Creature un po' strane, ma non troppo. Creature che interpretano una normalità sfuggente e che si caricano di una loro esemplarità un po' sghemba. Ma solida. Ma persuasiva. Come Tiziano Rossi detto Tizio nel romanzo La discarica. Come il magistrato Pietro Carbonara nel romanzo La badante, entrato in finale al premio Strega. E ora questa vedova, Tilde Manentini in Gavelli, nel romanzo Il mio manicomio, che Paolo Teobaldi ha appena pubblicato - come i due precedenti - da e/o.
Il manicomio di Tilde non è «suo» perché ci stia ricoverata, ma «suo» perché ci ha vissuto un'intera vita come infermiera. E' lei a raccontare con la sua vita la vita del manicomio prima che la cosiddetta legge Basaglia (che Tilde deforma in Pazzaglia) ne decretasse la fine.
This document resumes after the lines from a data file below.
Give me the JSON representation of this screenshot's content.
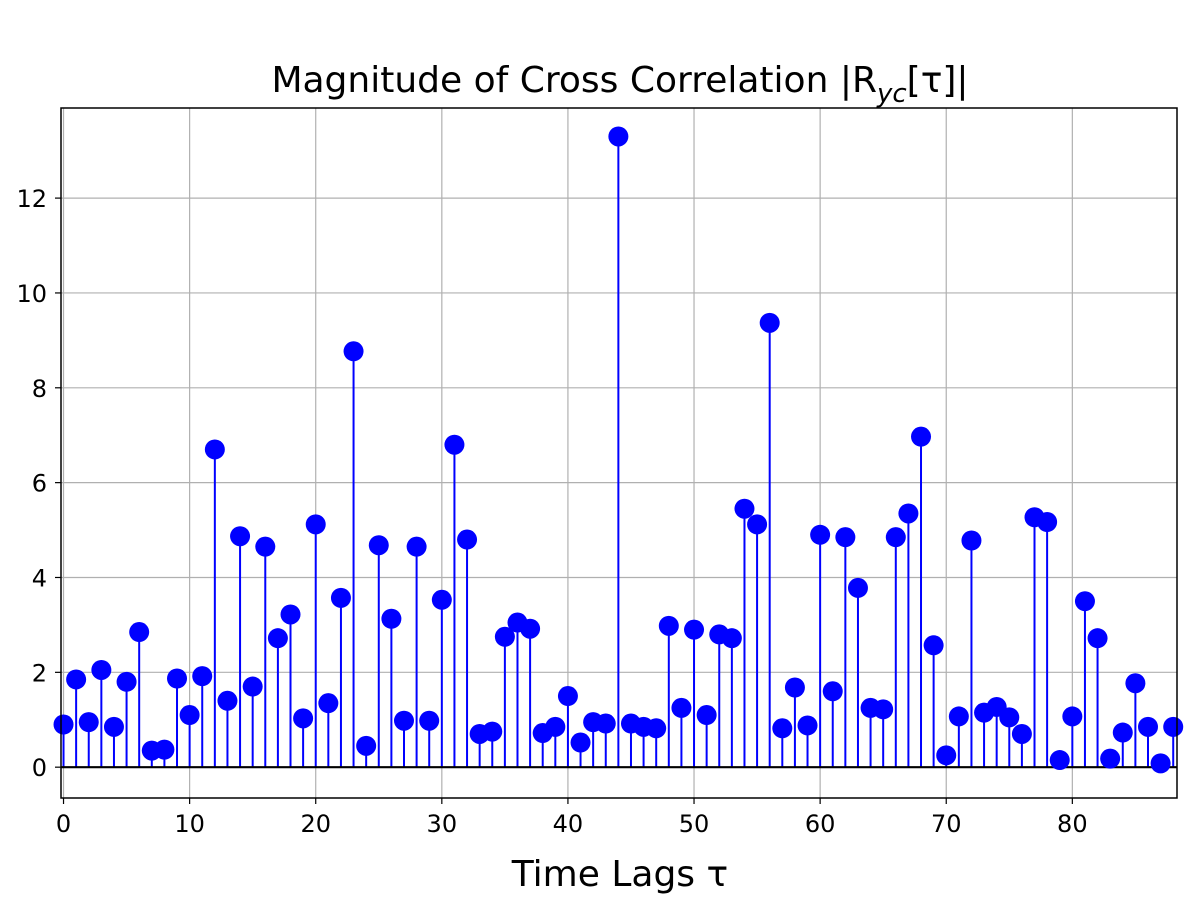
{
  "chart_data": {
    "type": "stem",
    "title": "Magnitude of Cross Correlation |R",
    "title_subscript": "yc",
    "title_tail": "[τ]|",
    "xlabel": "Time Lags τ",
    "ylabel": "",
    "xlim": [
      -0.2,
      88.3
    ],
    "ylim": [
      -0.65,
      13.9
    ],
    "xticks": [
      0,
      10,
      20,
      30,
      40,
      50,
      60,
      70,
      80
    ],
    "yticks": [
      0,
      2,
      4,
      6,
      8,
      10,
      12
    ],
    "grid": true,
    "baseline": 0,
    "colors": {
      "stem": "#0000ff",
      "marker": "#0000ff",
      "baseline": "#000000",
      "grid": "#b0b0b0"
    },
    "x": [
      0,
      1,
      2,
      3,
      4,
      5,
      6,
      7,
      8,
      9,
      10,
      11,
      12,
      13,
      14,
      15,
      16,
      17,
      18,
      19,
      20,
      21,
      22,
      23,
      24,
      25,
      26,
      27,
      28,
      29,
      30,
      31,
      32,
      33,
      34,
      35,
      36,
      37,
      38,
      39,
      40,
      41,
      42,
      43,
      44,
      45,
      46,
      47,
      48,
      49,
      50,
      51,
      52,
      53,
      54,
      55,
      56,
      57,
      58,
      59,
      60,
      61,
      62,
      63,
      64,
      65,
      66,
      67,
      68,
      69,
      70,
      71,
      72,
      73,
      74,
      75,
      76,
      77,
      78,
      79,
      80,
      81,
      82,
      83,
      84,
      85,
      86,
      87,
      88
    ],
    "values": [
      0.9,
      1.85,
      0.95,
      2.05,
      0.85,
      1.8,
      2.85,
      0.35,
      0.37,
      1.87,
      1.1,
      1.92,
      6.7,
      1.4,
      4.87,
      1.7,
      4.65,
      2.72,
      3.22,
      1.03,
      5.12,
      1.35,
      3.57,
      8.77,
      0.45,
      4.68,
      3.13,
      0.98,
      4.65,
      0.98,
      3.53,
      6.8,
      4.8,
      0.7,
      0.75,
      2.75,
      3.05,
      2.92,
      0.72,
      0.85,
      1.5,
      0.52,
      0.95,
      0.92,
      13.3,
      0.92,
      0.85,
      0.82,
      2.98,
      1.25,
      2.9,
      1.1,
      2.8,
      2.72,
      5.45,
      5.12,
      9.37,
      0.82,
      1.68,
      0.88,
      4.9,
      1.6,
      4.85,
      3.78,
      1.25,
      1.22,
      4.85,
      5.35,
      6.97,
      2.57,
      0.25,
      1.07,
      4.78,
      1.15,
      1.27,
      1.05,
      0.7,
      5.27,
      5.17,
      0.15,
      1.07,
      3.5,
      2.72,
      0.18,
      0.73,
      1.77,
      0.85,
      0.08,
      0.85
    ]
  }
}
Il fondale è quello pesarese, la città sempre riconoscibile e mai del tutto esplicita dei romanzi di Teobaldi, che da lì - un po' come Gianni D'Elia - parte per ogni sua umana e poetica ricognizione. La città dei due pentagoni: quello grande delle mura
costruite dai Della Rovere, e quello piccolo, che ospitava appunto il manicomio.
Un doppio microcosmo che conferisce verità al tutto in un dissimulato gioco di rispecchiamenti. Ma anche un legame con consuetudini e abitudini e linguaggi in cui s'impasta una narrazione fatta di accelerazioni e décalage. La stessa linea spezzata,
con cui il romanzo si chiude, arieggia le sbiecature sterniane del Tristram Shandy senza per altro impedire alla storia
di fluire - o meglio ancora di disporsi - in una sua pur saltabeccante continuità.
La voce di Tilde si nutre di dialetto, è impastata di oralità, è intinta in un italiano pieno di soprassalti locali. Lei dice «sciaganito» e «rinsegoliva». Lei dice «sbighi» e «sbregare» (tanto che alla fine l'autore ha pensato bene di accompagnare il suo romanzo con un glossarietto intitolato «La lingua di Tilde»). E il suo dire stesso trova negli impasti idiomatici il ruvido andare dei suoi respiri, che sono - in definitiva - i suoi respiri narrativi.
Non è un caso che lei dica sempre di sé che non sa raccontare («è fatica peggio che dare lo straccio»). Né è un caso che dica di non saper raccontare alla figlia Floriana.
Tilde è una donna che viene dal basso, una donna che ha fatto una vita grama, un padre mai visto, condannato all'ergastolo e morto all'isola di Capraia, una madre di cui le resta attaccata una specie di vergogna, un'esistenza stretta e molti lavori alle spalle
prima di diventare infermiera «per il manicomio».
La vita del manicomio passa attraverso i ricordi di Tilde che si sente difettiva e piena di inadeguatezze, ma che parla dei suoi quarant'anni di lavoro - tra dramma e commedia - con concreta pietà. I medici, le suore «cappellone», le altre infermiere, la guerra, i tedeschi, lo sfollamento, i matti, i lavori dei «Tranquilli» e delle «Tranquille», la cucina, la biblioteca, la sua vita privata, il marito
Delfo, che imbocca un mestiere redditizio, la figlia Floriana, con cui ha difficoltà di comunicazione, tutto un pezzo di storia
d'Italia visto da una specola doppiamente marginale.
A vincere non è - beninteso - l'aneddotica di un'istituzione totale né il localismo di un mondo piccino, ma la saggezza che spira dalle parole di Tilde, la consapevolezza retrospettiva di un'esistenza vissuta con dignità, la scoperta di un passo sretoricato che dà senso ad un segreto destino di cui è la vita - nella sua unicità - a dettare la musica e il ritmo.